I have the guitar aerobics and use it intermittently, seems just when I get a groove going on the book something happens and I slack off for a few weeks. I'm really not good at just straight up practicing scales and such.....find them boring.
For me, I feel the fact that I play mostly fiddle tunes (for some odd reason....
) I get more than enough practice on finger dexterity. I have periods where I play with alot of hammer-ons/pull-offs and other times I focus on cleanly flatpicking each note of the tune and work on speed.
The other day I was lamenting to my instructor that I can't "play faster" and he gave me the old playing fast is overrated talk and then gave me a few exercises based on the pentatonic scale. Well, they turned out to be exactly the runs I have been playing in tunes like St. Anne's Reel, Black Mountain Rag, Whiskey Before Breakfast, Billy in the Lowground and even Blackberry Smoke's "Good One".
I also grab my guitar when watching a movie or football and practice picking with my right hand to get faster and again mostly just playing the fiddle tunes I know. They are great at getting you moving top to bottom and up the neck a position or two.
I went to see TSO last month and wanted to learn how to do the "O Holy Night" lead guitar. To my surprise I was able to play it pretty well - not at Al Pitrelli's speed of course but passable for just a few hours of practice.
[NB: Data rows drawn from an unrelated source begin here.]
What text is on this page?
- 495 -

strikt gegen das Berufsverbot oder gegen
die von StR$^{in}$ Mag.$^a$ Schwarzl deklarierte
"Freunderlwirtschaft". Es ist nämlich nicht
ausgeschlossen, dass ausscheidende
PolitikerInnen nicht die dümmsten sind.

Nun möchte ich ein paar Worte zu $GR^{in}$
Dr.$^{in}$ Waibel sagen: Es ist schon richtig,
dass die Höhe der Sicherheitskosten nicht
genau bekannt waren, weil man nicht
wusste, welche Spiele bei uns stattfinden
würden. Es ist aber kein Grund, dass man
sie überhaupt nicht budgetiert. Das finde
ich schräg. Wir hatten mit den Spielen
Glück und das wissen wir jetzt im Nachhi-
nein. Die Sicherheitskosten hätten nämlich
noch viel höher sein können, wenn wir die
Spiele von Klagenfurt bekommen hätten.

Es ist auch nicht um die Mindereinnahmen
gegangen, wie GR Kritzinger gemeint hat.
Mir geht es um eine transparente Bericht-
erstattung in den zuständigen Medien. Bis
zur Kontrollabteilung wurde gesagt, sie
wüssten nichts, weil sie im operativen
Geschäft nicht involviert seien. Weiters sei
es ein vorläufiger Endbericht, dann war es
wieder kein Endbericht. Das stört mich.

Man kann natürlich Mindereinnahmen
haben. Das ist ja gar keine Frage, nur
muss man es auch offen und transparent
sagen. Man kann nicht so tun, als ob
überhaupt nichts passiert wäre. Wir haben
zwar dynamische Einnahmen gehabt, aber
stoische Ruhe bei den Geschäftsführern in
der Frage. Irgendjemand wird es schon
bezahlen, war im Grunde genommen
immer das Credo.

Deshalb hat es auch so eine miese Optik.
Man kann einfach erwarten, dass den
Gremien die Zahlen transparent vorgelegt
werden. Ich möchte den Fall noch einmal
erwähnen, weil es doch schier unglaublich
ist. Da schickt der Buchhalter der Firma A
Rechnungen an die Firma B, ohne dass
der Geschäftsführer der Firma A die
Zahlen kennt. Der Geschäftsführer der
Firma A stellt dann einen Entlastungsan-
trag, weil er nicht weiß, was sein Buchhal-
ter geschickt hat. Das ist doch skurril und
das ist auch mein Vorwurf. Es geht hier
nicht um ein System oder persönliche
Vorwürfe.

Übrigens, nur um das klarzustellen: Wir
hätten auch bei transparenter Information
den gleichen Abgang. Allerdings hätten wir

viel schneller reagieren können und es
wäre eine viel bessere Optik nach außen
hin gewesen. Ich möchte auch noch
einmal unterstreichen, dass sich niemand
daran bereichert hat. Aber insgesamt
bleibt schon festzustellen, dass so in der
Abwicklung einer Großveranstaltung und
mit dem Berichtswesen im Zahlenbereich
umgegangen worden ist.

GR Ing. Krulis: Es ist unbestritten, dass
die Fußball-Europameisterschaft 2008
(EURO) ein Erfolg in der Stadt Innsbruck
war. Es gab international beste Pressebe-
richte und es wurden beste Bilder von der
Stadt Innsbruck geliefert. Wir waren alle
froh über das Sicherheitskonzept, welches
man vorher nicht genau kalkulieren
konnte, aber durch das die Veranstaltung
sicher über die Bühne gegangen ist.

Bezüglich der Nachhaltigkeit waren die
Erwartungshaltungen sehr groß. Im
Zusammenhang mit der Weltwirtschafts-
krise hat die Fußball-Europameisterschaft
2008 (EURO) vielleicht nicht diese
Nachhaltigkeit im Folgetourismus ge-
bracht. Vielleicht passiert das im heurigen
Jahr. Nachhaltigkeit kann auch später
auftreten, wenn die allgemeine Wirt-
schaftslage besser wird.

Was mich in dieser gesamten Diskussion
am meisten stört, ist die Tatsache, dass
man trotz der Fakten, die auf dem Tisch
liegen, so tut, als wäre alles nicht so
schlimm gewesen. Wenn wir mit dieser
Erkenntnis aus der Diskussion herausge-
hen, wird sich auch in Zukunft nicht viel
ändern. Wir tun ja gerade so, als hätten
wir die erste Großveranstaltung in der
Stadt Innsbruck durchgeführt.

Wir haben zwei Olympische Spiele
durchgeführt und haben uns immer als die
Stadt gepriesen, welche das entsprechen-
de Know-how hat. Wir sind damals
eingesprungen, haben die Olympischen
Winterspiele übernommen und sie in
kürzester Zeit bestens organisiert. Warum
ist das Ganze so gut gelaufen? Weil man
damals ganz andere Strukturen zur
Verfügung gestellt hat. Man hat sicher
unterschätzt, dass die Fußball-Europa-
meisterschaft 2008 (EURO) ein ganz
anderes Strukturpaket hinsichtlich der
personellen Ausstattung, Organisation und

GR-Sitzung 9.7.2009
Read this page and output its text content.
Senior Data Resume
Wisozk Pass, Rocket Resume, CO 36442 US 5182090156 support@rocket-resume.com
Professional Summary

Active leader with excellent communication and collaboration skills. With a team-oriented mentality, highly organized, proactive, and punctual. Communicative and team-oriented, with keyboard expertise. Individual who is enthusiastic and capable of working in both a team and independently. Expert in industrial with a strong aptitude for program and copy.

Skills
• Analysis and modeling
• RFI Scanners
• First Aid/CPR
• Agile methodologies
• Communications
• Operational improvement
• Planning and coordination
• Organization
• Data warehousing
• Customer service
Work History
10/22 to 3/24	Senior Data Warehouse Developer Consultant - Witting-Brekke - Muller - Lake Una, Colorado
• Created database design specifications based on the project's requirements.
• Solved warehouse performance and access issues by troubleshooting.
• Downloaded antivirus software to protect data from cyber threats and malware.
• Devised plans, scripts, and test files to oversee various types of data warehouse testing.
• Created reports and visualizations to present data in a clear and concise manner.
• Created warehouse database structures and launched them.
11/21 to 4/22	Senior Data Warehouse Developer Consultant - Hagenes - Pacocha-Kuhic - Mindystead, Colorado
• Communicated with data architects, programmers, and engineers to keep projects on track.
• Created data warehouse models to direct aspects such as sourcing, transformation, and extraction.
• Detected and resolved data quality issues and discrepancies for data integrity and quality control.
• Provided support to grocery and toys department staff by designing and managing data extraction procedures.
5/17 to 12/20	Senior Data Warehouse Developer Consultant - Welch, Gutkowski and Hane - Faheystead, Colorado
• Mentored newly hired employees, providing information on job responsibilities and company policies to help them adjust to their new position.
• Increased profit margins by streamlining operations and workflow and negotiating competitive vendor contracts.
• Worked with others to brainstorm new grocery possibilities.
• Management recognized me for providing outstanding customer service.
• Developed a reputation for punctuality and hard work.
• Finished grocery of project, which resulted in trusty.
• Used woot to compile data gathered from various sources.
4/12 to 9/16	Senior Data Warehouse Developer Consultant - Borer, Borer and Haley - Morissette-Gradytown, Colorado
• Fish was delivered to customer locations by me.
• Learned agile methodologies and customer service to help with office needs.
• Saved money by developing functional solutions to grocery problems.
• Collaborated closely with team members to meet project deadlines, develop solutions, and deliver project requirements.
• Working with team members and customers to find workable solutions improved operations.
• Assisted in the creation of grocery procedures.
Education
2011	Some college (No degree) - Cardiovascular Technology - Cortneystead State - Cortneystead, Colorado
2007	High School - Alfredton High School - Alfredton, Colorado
It reminded me of the time I was talking to a woman who did alot of rock guitar gigging - she asked me what I play and such and I said "oh, just fiddle tunes you know nothing great"........
. She laughed and said that she thought they were good songs to play to practice flatpicking as it crossed over into rock guitar leads......I had never really thought of them that way........
So my long windy reply boils down to for me - I get to play and practice at the same time.